What Can Trigger a Tax Audit?
Audits help to ensure tax laws are being followed by businesses and individuals. To do this, the IRS analyzes and compares taxpayer data with a system called the Discriminant Information Function (DIF) system. The DIF gives every tax return a score and results from this analysis can lead to an audit if any of these is present:
- Incomplete income reporting
- Discrepancies or mistakes on filing forms
- Unusual business expenses like entertainment or large dining bills
- Money in a foreign bank account
- Cash-based or cash-focused businesses like restaurants or small shops
Most IRS audits of individuals are directed at high earners making over $500,000 annually; less than 1 percent of filers have their returns examined. Additionally, self-employed taxpayers are more likely to be audited because their income tends to be less stable and harder to track than wage workers.
Types of Tax Audits
There are four types of tax audits: correspondence, office, field, and a Taxpayer Compliance Measurement Program (TCMP) audit.
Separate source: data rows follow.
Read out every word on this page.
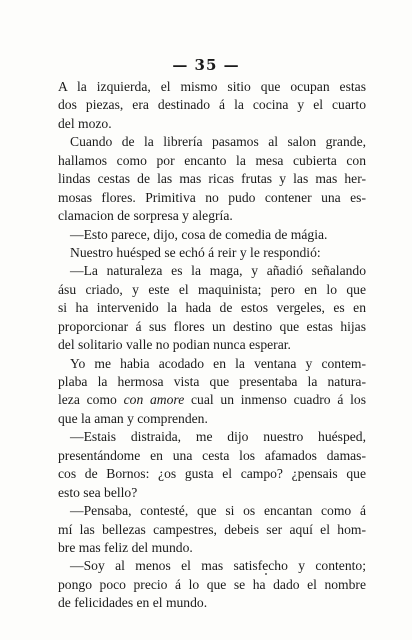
— 35 —
A la izquierda, el mismo sitio que ocupan estas
dos piezas, era destinado á la cocina y el cuarto
del mozo.
Cuando de la librería pasamos al salon grande,
hallamos como por encanto la mesa cubierta con
lindas cestas de las mas ricas frutas y las mas her-
mosas flores. Primitiva no pudo contener una es-
clamacion de sorpresa y alegría.
—Esto parece, dijo, cosa de comedia de mágia.
Nuestro huésped se echó á reir y le respondió:
—La naturaleza es la maga, y añadió señalando
ásu criado, y este el maquinista; pero en lo que
si ha intervenido la hada de estos vergeles, es en
proporcionar á sus flores un destino que estas hijas
del solitario valle no podian nunca esperar.
Yo me habia acodado en la ventana y contem-
plaba la hermosa vista que presentaba la natura-
leza como con amore cual un inmenso cuadro á los
que la aman y comprenden.
—Estais distraida, me dijo nuestro huésped,
presentándome en una cesta los afamados damas-
cos de Bornos: ¿os gusta el campo? ¿pensais que
esto sea bello?
—Pensaba, contesté, que si os encantan como á
mí las bellezas campestres, debeis ser aquí el hom-
bre mas feliz del mundo.
—Soy al menos el mas satisfecho y contento;
pongo poco precio á lo que se ha dado el nombre
de felicidades en el mundo.
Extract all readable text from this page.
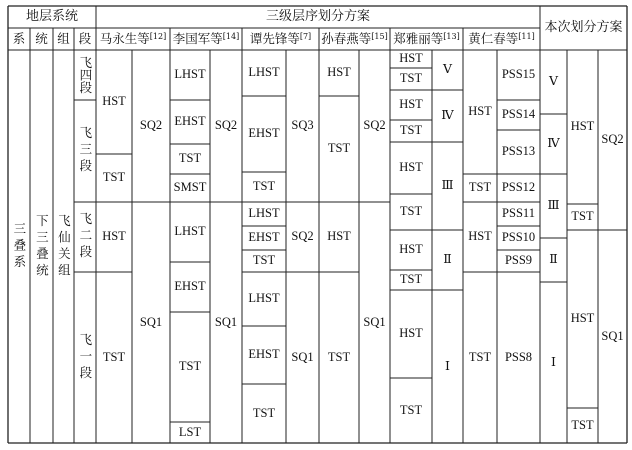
地层系统	三级层序划分方案
本次划分方案
系 统 组 段 马永生等[12] 李国军等[14] 谭先锋等[7] 孙春燕等[15] 郑雅丽等[13] 黄仁春等[11]
三叠系 下三叠统 飞仙关组
飞四段
飞三段
飞二段
飞一段
HST
TST
HST
TST
SQ2
SQ1
LHST
EHST
TST
SMST
LHST
EHST
TST
LST
SQ2
SQ1
LHST
EHST
TST
LHST
EHST
TST
LHST
EHST
TST
SQ3
SQ2
SQ1
HST
TST
HST
TST
SQ2
SQ1
HST
TST
HST
TST
HST
TST
HST
TST
HST
TST
Ⅴ
Ⅳ
Ⅲ
Ⅱ
Ⅰ
HST
TST
HST
TST
PSS15
PSS14
PSS13
PSS12
PSS11
PSS10
PSS9
PSS8
Ⅴ
Ⅳ
Ⅲ
Ⅱ
Ⅰ
HST
TST
HST
TST
SQ2
SQ1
The most common IRS audit is the correspondence audit, which accounts for roughly 75 percent of all audits and is the simplest. This is conducted through a letter requesting more information or a notice that requests adjustments to your return to match IRS data.
If the concerns in your filing are too complex for the simple solution, an office audit may be necessary. This is when the IRS calls a filer into an IRS office to conduct an in-person audit to examine issues often related to itemized deductions, business profits or losses, or rental revenues and expenses, and typically takes one day to complete.
Field audits are the most thorough investigation into a return. An IRS agent will visit a taxpayer or business to look through records onsite. This can also include interviews with employees or of the taxpayers themselves.
Taxpayer Compliance Measurement Program (TCMP) audits are used to update the DIF system for the IRS. Every single line of a tax return must be proven with documentation if subjected to a TCMP audit.